Griechenlands Regierung macht mit ihren Versprechen aus dem Wahlkampf ernst. Ministerpräsident Mitsotakis will Unternehmen und Bürger bei den Abgaben entlasten. All das soll kurzfristig den Arbeitsmarkt ankurbeln.

Die neue griechische Regierung hat Steuersenkungen für Bürger und Unternehmen angekündigt. Ministerpräsident Kyriakos Mitsotakis erklärte, Jahreseinkommen von bis zu 10.000 Euro ab 2020 nur noch mit neun statt bislang 22 Prozent zu besteuern. Mit den Maßnahmen werde Griechenland seine Kreditwürdigkeit verbessern, Investitionen begünstigen, den Arbeitsmarkt ankurbeln und "neuen Wohlstand" schaffen, sagte er auf der Internationalen Messe in Thessaloniki.

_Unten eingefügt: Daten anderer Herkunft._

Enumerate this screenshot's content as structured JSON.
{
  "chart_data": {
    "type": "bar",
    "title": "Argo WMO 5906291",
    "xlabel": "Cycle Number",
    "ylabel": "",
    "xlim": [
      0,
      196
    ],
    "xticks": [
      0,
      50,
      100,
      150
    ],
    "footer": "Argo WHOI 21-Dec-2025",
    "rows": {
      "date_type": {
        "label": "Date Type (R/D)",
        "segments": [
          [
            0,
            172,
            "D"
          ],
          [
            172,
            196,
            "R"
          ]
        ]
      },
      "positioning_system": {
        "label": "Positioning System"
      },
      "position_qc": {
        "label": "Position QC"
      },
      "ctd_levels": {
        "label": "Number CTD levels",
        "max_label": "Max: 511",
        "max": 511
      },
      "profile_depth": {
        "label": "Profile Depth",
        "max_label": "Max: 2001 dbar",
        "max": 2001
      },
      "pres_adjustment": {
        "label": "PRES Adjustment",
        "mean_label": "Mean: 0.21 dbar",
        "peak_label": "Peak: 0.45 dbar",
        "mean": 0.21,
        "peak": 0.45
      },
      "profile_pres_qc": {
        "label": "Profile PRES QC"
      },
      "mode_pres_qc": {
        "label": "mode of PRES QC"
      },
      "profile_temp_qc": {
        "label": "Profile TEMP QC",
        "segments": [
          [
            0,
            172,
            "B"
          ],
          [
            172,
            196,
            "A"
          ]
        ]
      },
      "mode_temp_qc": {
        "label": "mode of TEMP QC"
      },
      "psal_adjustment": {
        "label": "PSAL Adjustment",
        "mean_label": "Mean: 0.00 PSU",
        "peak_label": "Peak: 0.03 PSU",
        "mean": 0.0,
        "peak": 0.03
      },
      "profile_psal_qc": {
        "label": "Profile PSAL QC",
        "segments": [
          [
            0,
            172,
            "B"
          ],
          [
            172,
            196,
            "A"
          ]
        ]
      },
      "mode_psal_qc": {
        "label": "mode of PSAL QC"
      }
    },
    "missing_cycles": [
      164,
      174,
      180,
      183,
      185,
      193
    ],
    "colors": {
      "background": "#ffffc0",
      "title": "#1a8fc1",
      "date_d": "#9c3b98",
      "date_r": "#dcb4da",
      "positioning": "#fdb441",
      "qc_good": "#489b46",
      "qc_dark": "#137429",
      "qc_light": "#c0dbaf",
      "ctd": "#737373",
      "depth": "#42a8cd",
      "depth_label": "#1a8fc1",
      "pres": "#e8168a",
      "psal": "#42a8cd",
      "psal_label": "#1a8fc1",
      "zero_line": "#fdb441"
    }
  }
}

Die Unternehmenssteuer soll von 28 auf 24 Prozent sinken. Zudem sollen Rentner Ende 2020 eine Sonderzahlung bekommen und die Belastungen für Selbstständige mittelfristig sinken. Die Abgaben auf Dividenden sollen auf fünf Prozent halbiert werden. Seine Regierung wolle außerdem den Bausektor beleben, sagte Mitsotakis.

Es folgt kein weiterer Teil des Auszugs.